📜  namasha (1)

📅  最后修改于: 2023-12-03 15:17:49.829000             🧑  作者: Mango

Namasha - A scalable, fault-tolerant event stream processing framework

Namasha is an open source framework for building event-driven applications. It provides a scalable and fault-tolerant platform for processing data streams in real-time.

Features
  • Scalable: Namasha is designed to scale horizontally, allowing you to add more processing nodes as your workload grows.
  • Fault-tolerant: Namasha provides automatic fault-tolerance by replicating data across multiple nodes.
  • Real-time processing: Namasha is designed for real-time processing of data streams, allowing you to quickly react to events as they happen.
  • Easy to use: Namasha provides a simple API for building event-driven applications.
Architecture

Namasha is built using a distributed architecture, allowing it to scale to handle large workloads. At its core, Namasha uses Apache Kafka for message queuing and Apache ZooKeeper for coordination and leader election.

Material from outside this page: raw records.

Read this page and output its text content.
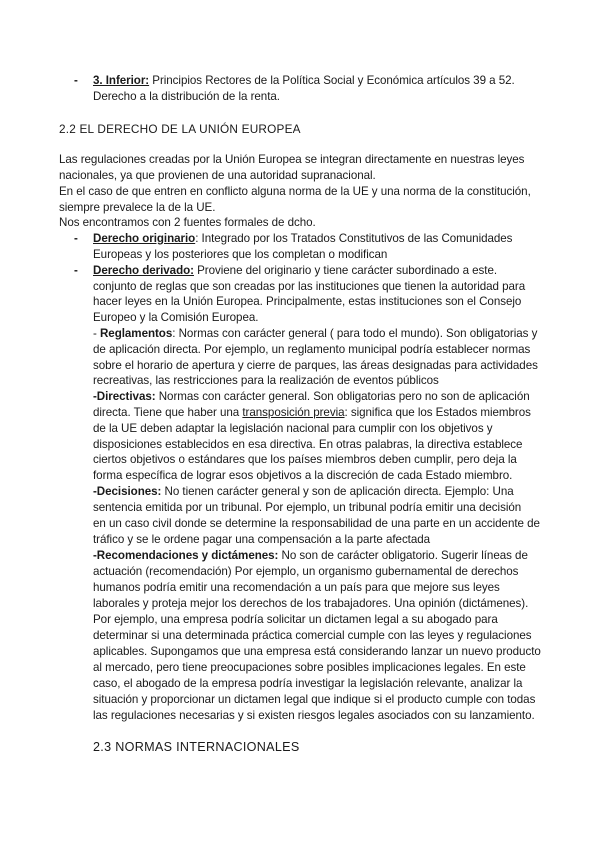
- 3. Inferior: Principios Rectores de la Política Social y Económica artículos 39 a 52.
Derecho a la distribución de la renta.
2.2 EL DERECHO DE LA UNIÓN EUROPEA
Las regulaciones creadas por la Unión Europea se integran directamente en nuestras leyes
nacionales, ya que provienen de una autoridad supranacional.
En el caso de que entren en conflicto alguna norma de la UE y una norma de la constitución,
siempre prevalece la de la UE.
Nos encontramos con 2 fuentes formales de dcho.
- Derecho originario: Integrado por los Tratados Constitutivos de las Comunidades
Europeas y los posteriores que los completan o modifican
- Derecho derivado: Proviene del originario y tiene carácter subordinado a este.
conjunto de reglas que son creadas por las instituciones que tienen la autoridad para
hacer leyes en la Unión Europea. Principalmente, estas instituciones son el Consejo
Europeo y la Comisión Europea.
- Reglamentos: Normas con carácter general ( para todo el mundo). Son obligatorias y
de aplicación directa. Por ejemplo, un reglamento municipal podría establecer normas
sobre el horario de apertura y cierre de parques, las áreas designadas para actividades
recreativas, las restricciones para la realización de eventos públicos
-Directivas: Normas con carácter general. Son obligatorias pero no son de aplicación
directa. Tiene que haber una transposición previa: significa que los Estados miembros
de la UE deben adaptar la legislación nacional para cumplir con los objetivos y
disposiciones establecidos en esa directiva. En otras palabras, la directiva establece
ciertos objetivos o estándares que los países miembros deben cumplir, pero deja la
forma específica de lograr esos objetivos a la discreción de cada Estado miembro.
-Decisiones: No tienen carácter general y son de aplicación directa. Ejemplo: Una
sentencia emitida por un tribunal. Por ejemplo, un tribunal podría emitir una decisión
en un caso civil donde se determine la responsabilidad de una parte en un accidente de
tráfico y se le ordene pagar una compensación a la parte afectada
-Recomendaciones y dictámenes: No son de carácter obligatorio. Sugerir líneas de
actuación (recomendación) Por ejemplo, un organismo gubernamental de derechos
humanos podría emitir una recomendación a un país para que mejore sus leyes
laborales y proteja mejor los derechos de los trabajadores. Una opinión (dictámenes).
Por ejemplo, una empresa podría solicitar un dictamen legal a su abogado para
determinar si una determinada práctica comercial cumple con las leyes y regulaciones
aplicables. Supongamos que una empresa está considerando lanzar un nuevo producto
al mercado, pero tiene preocupaciones sobre posibles implicaciones legales. En este
caso, el abogado de la empresa podría investigar la legislación relevante, analizar la
situación y proporcionar un dictamen legal que indique si el producto cumple con todas
las regulaciones necesarias y si existen riesgos legales asociados con su lanzamiento.
2.3 NORMAS INTERNACIONALES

Namasha provides a set of APIs for building processors that can consume data from Kafka topics and write results to other Kafka topics or external stores, such as databases or file systems.

Example Code
from namasha import Stream

# create a Namasha stream
stream = Stream()

# define a processing function
def process_event(event):
    # do some processing
    return processed_event

# define the pipeline
(stream
 .from_kafka_topic('input_topic')
 .map(process_event)
 .write_to_kafka_topic('output_topic'))

# start the stream
stream.start()

In this example code, we create a Namasha stream, define a function to process events, and create a pipeline that consumes events from a Kafka topic, processes them using the processing function, and writes the results to another Kafka topic.

Conclusion

Namasha is a powerful framework for building event-driven applications that require real-time processing of data streams. Its scalable and fault-tolerant architecture makes it suitable for handling large workloads, and its easy-to-use API makes it a favorite among developers.